Welcome to iraf.net Wednesday, January 24 2018 @ 09:20 AM GMT
How It Works -- Compiler Optimizations
- Saturday, April 18 2009 @ 05:42 AM GMT
- Contributed by: fitz
- Views: 2,605
A question that has often been asked over the years is whether IRAF would benefit from specialized hardware (e.g. the Altivec array processor on PPC systems) or high-performance compilers. The short answer is, it depends.
See below for further discussion .....
Array processors such as the Altivec do indeed provide a performance boost, but as we've seen from the discussion on memory usage, many IRAF tasks don't process really large arrays that would offset the overhead of restructuring the data so specialized routines could be used. In more recent times, the focus has been on whether GPU processing power could be applied and the answer (given without any actual testing to back it up) is that again we would probably need to restructure applications to make optimal use of the hardware.
These solutions also don't work as well for general-purpose code where platform portability is a concern. For a systematic enhancement we can look at various compiler options, especially for PC systems we have a choice of either the free GCC-based compilers or commercial alternatives. (While not presented here in detail, an evaluation of the Intel compiler was examined and though it showed overall better performance for general Fortran code, porting IRAF to this compiler was more effort than we wanted to expend for a simple test).
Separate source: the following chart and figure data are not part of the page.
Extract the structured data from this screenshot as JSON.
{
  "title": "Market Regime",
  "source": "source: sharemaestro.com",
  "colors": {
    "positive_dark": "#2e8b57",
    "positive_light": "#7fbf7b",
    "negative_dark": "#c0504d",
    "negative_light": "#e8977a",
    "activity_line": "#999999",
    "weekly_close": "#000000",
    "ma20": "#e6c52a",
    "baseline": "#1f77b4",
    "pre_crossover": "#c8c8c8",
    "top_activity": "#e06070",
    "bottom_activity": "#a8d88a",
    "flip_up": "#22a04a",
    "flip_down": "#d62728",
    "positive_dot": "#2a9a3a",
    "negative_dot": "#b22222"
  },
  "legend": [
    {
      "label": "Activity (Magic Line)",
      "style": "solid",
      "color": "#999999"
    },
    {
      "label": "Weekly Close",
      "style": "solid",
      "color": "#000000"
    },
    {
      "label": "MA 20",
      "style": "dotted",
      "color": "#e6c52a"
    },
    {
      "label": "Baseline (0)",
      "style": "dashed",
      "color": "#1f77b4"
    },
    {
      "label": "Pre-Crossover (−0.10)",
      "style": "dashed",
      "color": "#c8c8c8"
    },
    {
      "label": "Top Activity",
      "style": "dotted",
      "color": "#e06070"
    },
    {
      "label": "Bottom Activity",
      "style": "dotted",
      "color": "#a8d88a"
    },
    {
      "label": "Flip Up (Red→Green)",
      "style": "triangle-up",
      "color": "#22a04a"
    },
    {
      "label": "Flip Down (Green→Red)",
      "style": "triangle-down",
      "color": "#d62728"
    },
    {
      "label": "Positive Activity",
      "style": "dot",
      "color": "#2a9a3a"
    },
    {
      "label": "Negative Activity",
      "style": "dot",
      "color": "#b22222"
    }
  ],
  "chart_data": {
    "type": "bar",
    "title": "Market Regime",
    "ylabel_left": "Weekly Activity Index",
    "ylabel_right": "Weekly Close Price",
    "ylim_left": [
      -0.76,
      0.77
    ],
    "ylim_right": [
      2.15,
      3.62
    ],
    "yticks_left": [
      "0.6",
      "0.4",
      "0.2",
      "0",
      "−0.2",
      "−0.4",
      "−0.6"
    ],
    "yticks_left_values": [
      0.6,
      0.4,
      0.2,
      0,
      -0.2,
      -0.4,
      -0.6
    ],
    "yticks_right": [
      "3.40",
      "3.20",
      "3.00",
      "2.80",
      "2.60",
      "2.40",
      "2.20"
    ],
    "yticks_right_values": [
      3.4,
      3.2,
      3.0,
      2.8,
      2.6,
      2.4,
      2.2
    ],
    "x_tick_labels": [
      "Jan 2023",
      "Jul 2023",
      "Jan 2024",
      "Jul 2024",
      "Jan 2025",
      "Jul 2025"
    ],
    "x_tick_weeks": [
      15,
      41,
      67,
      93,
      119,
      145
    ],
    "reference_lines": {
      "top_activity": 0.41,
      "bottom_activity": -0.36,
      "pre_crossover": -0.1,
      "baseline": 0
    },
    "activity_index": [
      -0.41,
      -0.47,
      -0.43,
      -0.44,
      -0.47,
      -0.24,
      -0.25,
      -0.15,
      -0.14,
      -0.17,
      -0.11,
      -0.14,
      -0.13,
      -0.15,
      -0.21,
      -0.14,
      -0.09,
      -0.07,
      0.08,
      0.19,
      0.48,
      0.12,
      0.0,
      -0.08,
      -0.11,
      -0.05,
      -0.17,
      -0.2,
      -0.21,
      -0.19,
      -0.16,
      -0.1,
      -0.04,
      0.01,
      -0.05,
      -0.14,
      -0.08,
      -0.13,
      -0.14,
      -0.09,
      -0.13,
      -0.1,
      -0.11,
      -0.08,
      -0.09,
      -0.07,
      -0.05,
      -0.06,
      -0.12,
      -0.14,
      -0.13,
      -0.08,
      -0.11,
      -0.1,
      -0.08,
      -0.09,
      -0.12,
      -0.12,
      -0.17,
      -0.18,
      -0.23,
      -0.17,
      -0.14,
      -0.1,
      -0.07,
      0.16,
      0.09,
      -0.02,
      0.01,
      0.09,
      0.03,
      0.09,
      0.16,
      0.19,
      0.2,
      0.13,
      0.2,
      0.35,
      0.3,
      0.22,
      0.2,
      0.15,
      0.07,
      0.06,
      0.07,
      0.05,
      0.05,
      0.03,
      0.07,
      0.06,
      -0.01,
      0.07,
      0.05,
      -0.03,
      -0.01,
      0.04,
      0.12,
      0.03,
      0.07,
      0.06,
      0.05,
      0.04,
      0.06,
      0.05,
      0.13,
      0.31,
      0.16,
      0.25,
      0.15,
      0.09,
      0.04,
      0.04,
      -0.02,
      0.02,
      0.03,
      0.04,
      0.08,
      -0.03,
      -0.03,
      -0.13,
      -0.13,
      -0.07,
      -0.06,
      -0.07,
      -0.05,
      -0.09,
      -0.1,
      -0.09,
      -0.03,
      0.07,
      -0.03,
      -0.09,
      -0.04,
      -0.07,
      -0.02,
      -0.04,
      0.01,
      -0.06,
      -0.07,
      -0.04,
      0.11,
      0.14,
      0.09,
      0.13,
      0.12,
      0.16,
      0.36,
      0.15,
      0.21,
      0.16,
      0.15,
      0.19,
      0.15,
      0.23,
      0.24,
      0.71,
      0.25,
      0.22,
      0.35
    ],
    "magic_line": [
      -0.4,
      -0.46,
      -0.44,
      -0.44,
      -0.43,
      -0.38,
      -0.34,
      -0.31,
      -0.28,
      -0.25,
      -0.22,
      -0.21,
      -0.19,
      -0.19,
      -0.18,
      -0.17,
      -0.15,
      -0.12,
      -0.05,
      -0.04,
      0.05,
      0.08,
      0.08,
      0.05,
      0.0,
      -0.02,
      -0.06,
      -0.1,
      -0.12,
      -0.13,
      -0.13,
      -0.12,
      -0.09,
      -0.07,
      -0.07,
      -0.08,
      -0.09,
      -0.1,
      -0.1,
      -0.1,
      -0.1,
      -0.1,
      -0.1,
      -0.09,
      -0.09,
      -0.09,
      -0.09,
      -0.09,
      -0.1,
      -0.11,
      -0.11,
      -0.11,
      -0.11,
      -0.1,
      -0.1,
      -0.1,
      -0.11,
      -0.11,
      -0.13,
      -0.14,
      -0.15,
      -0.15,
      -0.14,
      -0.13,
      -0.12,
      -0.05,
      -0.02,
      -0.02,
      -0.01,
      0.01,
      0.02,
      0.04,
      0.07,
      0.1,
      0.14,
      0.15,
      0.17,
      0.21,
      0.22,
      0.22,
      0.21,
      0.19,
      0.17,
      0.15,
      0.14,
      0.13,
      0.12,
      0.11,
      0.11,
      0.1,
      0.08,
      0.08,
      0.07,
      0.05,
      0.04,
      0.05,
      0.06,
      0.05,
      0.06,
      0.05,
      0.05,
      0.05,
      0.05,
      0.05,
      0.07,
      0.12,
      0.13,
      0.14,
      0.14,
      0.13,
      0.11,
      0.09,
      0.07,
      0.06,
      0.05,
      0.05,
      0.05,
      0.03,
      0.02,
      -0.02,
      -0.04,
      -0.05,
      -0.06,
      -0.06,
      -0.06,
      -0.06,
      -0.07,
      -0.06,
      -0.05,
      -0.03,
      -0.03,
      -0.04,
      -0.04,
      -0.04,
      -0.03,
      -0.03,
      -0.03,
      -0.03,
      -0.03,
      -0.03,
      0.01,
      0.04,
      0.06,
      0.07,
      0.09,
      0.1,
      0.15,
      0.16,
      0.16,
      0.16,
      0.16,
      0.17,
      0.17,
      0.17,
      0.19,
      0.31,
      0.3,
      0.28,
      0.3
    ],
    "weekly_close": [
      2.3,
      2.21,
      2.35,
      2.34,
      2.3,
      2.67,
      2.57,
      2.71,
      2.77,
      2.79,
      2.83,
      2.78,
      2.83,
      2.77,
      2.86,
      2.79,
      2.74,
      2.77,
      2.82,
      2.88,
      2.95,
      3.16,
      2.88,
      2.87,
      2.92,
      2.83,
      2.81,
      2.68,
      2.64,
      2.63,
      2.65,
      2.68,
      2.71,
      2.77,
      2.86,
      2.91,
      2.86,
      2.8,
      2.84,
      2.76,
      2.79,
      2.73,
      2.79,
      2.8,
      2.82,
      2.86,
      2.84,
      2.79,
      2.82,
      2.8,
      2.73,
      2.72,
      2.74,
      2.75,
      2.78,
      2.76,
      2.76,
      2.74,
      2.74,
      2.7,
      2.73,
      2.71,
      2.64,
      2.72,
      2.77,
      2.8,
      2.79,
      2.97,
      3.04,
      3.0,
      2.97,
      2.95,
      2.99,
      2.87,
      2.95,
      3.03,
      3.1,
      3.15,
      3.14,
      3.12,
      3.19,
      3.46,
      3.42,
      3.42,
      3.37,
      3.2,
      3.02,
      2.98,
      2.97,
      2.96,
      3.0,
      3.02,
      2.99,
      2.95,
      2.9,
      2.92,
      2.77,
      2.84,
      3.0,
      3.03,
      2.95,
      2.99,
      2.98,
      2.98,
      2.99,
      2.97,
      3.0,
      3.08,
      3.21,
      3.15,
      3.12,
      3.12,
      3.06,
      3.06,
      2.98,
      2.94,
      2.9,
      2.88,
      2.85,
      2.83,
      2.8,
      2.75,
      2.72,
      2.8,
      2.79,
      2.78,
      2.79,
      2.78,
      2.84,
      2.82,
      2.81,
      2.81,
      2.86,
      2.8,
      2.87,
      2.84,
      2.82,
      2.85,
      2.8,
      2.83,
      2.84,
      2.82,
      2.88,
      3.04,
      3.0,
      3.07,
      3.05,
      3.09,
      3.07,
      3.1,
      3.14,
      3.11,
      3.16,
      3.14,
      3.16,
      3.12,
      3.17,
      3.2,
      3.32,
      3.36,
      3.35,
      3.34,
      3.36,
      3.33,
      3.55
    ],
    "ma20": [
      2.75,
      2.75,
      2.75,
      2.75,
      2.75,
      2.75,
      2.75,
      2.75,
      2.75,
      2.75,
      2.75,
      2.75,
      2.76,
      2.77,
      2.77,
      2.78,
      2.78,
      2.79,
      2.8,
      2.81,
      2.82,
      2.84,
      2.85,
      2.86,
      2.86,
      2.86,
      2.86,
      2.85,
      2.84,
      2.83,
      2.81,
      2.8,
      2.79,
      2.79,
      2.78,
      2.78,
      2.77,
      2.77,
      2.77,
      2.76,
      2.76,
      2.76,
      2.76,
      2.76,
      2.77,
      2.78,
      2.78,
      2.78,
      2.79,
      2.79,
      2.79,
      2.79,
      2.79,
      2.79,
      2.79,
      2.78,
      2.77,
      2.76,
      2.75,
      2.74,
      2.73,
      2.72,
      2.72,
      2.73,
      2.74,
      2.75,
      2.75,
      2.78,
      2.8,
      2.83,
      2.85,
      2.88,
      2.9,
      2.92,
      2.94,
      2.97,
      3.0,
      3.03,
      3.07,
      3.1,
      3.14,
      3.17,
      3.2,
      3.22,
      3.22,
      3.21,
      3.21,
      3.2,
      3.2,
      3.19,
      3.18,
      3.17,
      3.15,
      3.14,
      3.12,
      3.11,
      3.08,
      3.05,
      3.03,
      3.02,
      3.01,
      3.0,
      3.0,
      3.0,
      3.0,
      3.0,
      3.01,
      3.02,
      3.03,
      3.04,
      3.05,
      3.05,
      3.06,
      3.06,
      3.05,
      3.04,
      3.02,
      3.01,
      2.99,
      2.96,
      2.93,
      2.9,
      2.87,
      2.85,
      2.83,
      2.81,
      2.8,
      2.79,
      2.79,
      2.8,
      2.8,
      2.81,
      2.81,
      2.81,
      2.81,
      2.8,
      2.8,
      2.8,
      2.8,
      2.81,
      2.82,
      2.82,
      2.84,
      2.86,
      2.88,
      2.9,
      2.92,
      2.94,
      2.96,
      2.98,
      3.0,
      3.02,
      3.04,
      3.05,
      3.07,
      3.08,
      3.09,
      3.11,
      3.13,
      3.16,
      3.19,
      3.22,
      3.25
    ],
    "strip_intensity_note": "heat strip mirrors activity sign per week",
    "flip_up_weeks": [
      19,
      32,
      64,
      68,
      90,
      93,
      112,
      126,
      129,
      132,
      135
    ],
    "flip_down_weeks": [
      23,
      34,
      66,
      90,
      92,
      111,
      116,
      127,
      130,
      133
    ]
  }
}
The results are shown below in Table A1 for the various GCC flavors of compiler. The current IRAF system is built using standard F2C (at the time of the original Linux port this was the only stable option, G77/GFortran have become much improved since then), which the table shows is not the worst option. The G77 we tested was the most recent version, and the GFortran compiler was an advanced version that auto-vectorizes code. As a further test, we show results obtained when using FITS as the image format as well as the older IMH format.
Results showing better performance using IMH have been known for a while, both because of inefficiencies in the FITS kernel and the advantages of keeping the header and pixel data in separate files. (Starting with v2.14, FITS is the default format used, and the only option when dealing with mosaic data). Compute-intensive tasks do generally show an improvement when all the optimizations are enabled, the results are less dramatic when looked at over the range of tasks typically used in CCD reductions. For Mac systems these optimizations are disabled entirely because of an optimization bug that changed the behavior of the floating-point error handling which was deemed unacceptable (this has been fixed in recent GCC v4 compilers).
The stability and quality of G77 and GFortran merit a re-examination of whether these should be used, the primary advantage for keeping the F2C system however is that no extra compiler installations are required by the user wishing to build external packages. Still, the core system can be compiled with G77 and linked successfully with an F2C-compiled package on the users machine.
As part of this test we also looked at the code structure to see whether we were taking full advantage of the optimization. For array operator code in the core IRAF system (i.e. the VOPS interface), the DO loop construct is consistently used and is preserved in the generated Fortran code (as opposed to the FOR loop in SPP which becomes a set of labels/gotos). In an F2C-compiled system these loops are converted to C code and lose much of their potential to be optimized because of the label/goto statements generated, however G77/GFortran are able to optimize DO loops quite well and we do see some gains by again going back to compiling Fortran as the target language. In general the use of a FOR statement in SPP doesn't hurt performance too much, this structure is rarely used in compute-intensive code. Our tests show that optimized DO loops can run up to 6X faster than the C code generated by F2C.
|Total Time (seconds)||Make 5 images||Proc 5 images||Combine 3 images||Median 1 image|
|F2C||59 46||24 17||17 14||4 2||14 12|
|(Optimized)||53 36||24 15||17 12||4 2||8 7|
|G77||61 45||26 17||18 14||4 2||13 12|
|(Optimized)||50 41||21 18||16 13||4 2||9 8|
|eFortran||53 39||22 16||18 13||4 2||9 8|
|(Optimized)||51 40||23 16||16 15||4 1||8 8|
Table A1: A comparison of benchmark results using IRAF v2.14.1
with various compilers and optimizer settings. The benchmark script
simulates real-world data processing, creating images and performing
arithmetic operations meant to exercise both disk-intensive and
memory-intensive tasks. Times are reported in whole seconds, the first number
in each column is the benchmark run using FITS as the image format, the
second number is the same test with IMH as the image format.